Bonus 200 euro, perché dobbiamo dirgli addio

Il tanto atteso bonus 200 euro (già erogato a luglio) non è in agenda per i prossimi mesi. Ecco perché dobbiamo dirgli addio

Il tanto atteso bonus 200 euro è stato erogato per gran parte dei cittadini già durante il mese di luglio. Tuttavia, potremmo dirgli addio a causa della caduta del governo e della probabile cancellazione dell’indennità economica per i prossimi mesi, in quanto non rientrerebbe tra gli “affari correnti”.

(ANSA)

Dopo le dimissioni da parte di Mario Draghi dalla carica di Presidente del Consiglio dei Ministri, anche il bonus 200 euro è in pericolo. Una crisi che, purtroppo, mette in difficoltà un Paese già messo a terra dalla pandemia, dalla guerra e dalla crisi energetica che ha portato ad una gravissima inflazione. Ecco perché, dunque, dovremmo dire addio al bonus 200 euro.

Bonus 200 euro, ecco perché dobbiamo dirgli addio

Gli strascichi della pandemia e la crescente inflazione, causata dall’aumento dei prezzi di energia, materie prime e, soprattutto, carburanti, hanno portato il Paese in una situazione di crisi che ha messo in pericolo il portafogli degli italiani. Ecco perché il governo Draghi aveva deciso di stanziare un bonus da 200 euro per sostenere i cittadini più in difficoltà.
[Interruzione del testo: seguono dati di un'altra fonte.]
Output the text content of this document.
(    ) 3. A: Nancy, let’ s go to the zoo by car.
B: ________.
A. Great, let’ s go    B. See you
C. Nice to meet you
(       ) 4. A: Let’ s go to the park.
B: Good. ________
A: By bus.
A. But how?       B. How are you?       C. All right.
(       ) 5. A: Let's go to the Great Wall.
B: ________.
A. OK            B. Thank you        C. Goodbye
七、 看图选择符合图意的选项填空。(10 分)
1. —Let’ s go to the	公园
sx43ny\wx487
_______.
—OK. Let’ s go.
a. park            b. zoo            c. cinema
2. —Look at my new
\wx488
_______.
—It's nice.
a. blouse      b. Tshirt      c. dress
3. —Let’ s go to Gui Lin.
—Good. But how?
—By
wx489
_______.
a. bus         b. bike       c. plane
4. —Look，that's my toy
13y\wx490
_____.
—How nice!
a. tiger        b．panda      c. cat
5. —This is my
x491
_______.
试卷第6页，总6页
Con il decreto Aiuti, si sarebbe dovuto ottenere la proroga del sussidio che, però, non arriverà a causa della caduta del governo. L’esecutivo, infatti, resterà in carica per risolvere quelli che vengono definiti “affari correnti” fino a elezioni prossime. Dunque, l’approvazione del decreto Aiuti potrebbe non rientrare tra questi.
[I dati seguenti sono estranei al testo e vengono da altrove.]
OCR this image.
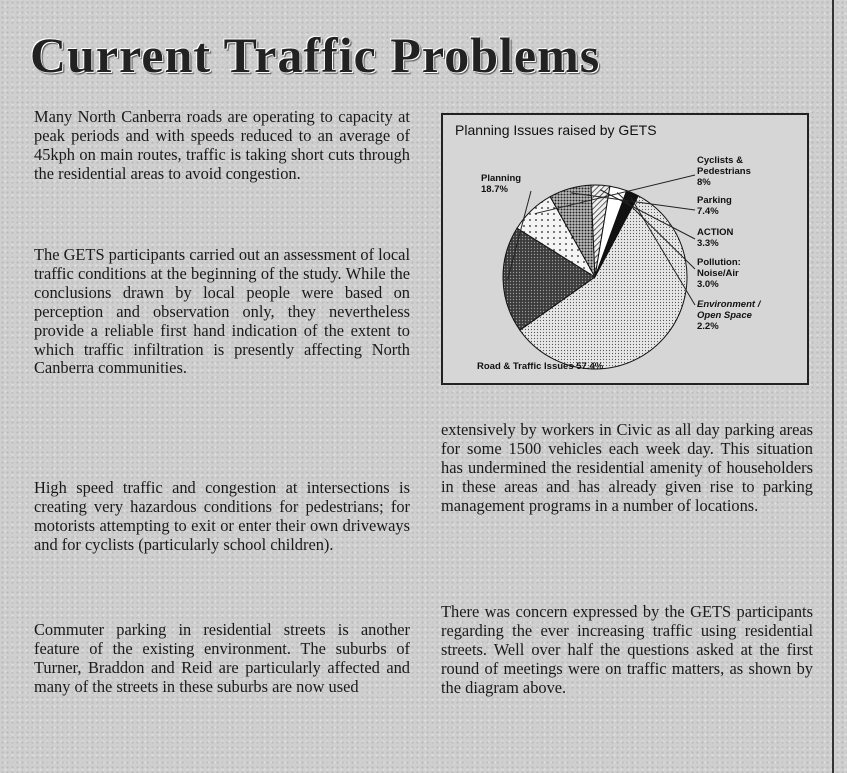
Current Traffic Problems

Many North Canberra roads are operating to capacity at peak periods and with speeds reduced to an average of 45kph on main routes, traffic is taking short cuts through the residential areas to avoid congestion.

The GETS participants carried out an assessment of local traffic conditions at the beginning of the study. While the conclusions drawn by local people were based on perception and observation only, they nevertheless provide a reliable first hand indication of the extent to which traffic infiltration is presently affecting North Canberra communities.

High speed traffic and congestion at intersections is creating very hazardous conditions for pedestrians; for motorists attempting to exit or enter their own driveways and for cyclists (particularly school children).

Commuter parking in residential streets is another feature of the existing environment. The suburbs of Turner, Braddon and Reid are particularly affected and many of the streets in these suburbs are now used

extensively by workers in Civic as all day parking areas for some 1500 vehicles each week day. This situation has undermined the residential amenity of householders in these areas and has already given rise to parking management programs in a number of locations.

There was concern expressed by the GETS participants regarding the ever increasing traffic using residential streets. Well over half the questions asked at the first round of meetings were on traffic matters, as shown by the diagram above.

Planning Issues raised by GETS
Road & Traffic Issues 57.4%
Planning
18.7%
Cyclists &
Pedestrians
8%
Parking
7.4%
ACTION
3.3%
Pollution:
Noise/Air
3.0%
Environment /
Open Space
2.2%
L’indennità economica prevista dal bonus 200 euro è stata certamente utile per milioni di italiani in questo momento di difficoltà economica, segnato dal crescente aumento dei prezzi. Tuttavia, l’inflazione esponenziale stanno rendendo quasi inutili anche misure di questo tipo.

(ANSA/ETTORE FERRARI)

È proprio per questo che, dunque, si attendeva una tanto sperata proroga del bonus, in modo da dare ai cittadini maggiore respiro. Ma dopo la caduta del governo l’approvazione di tale proroga sembra solo un lontano miraggio.

Il governo continuerà semplicemente a sbrigare i dossier e gli affari correnti, con i gruppi di interesse che chiedono l’inserimento tra questi del decreto Aiuti. Tuttavia, ad oggi non ci sono alcune certezze che questo possa avvenire e resterà attendere le decisioni che avverranno nei prossimi mesi.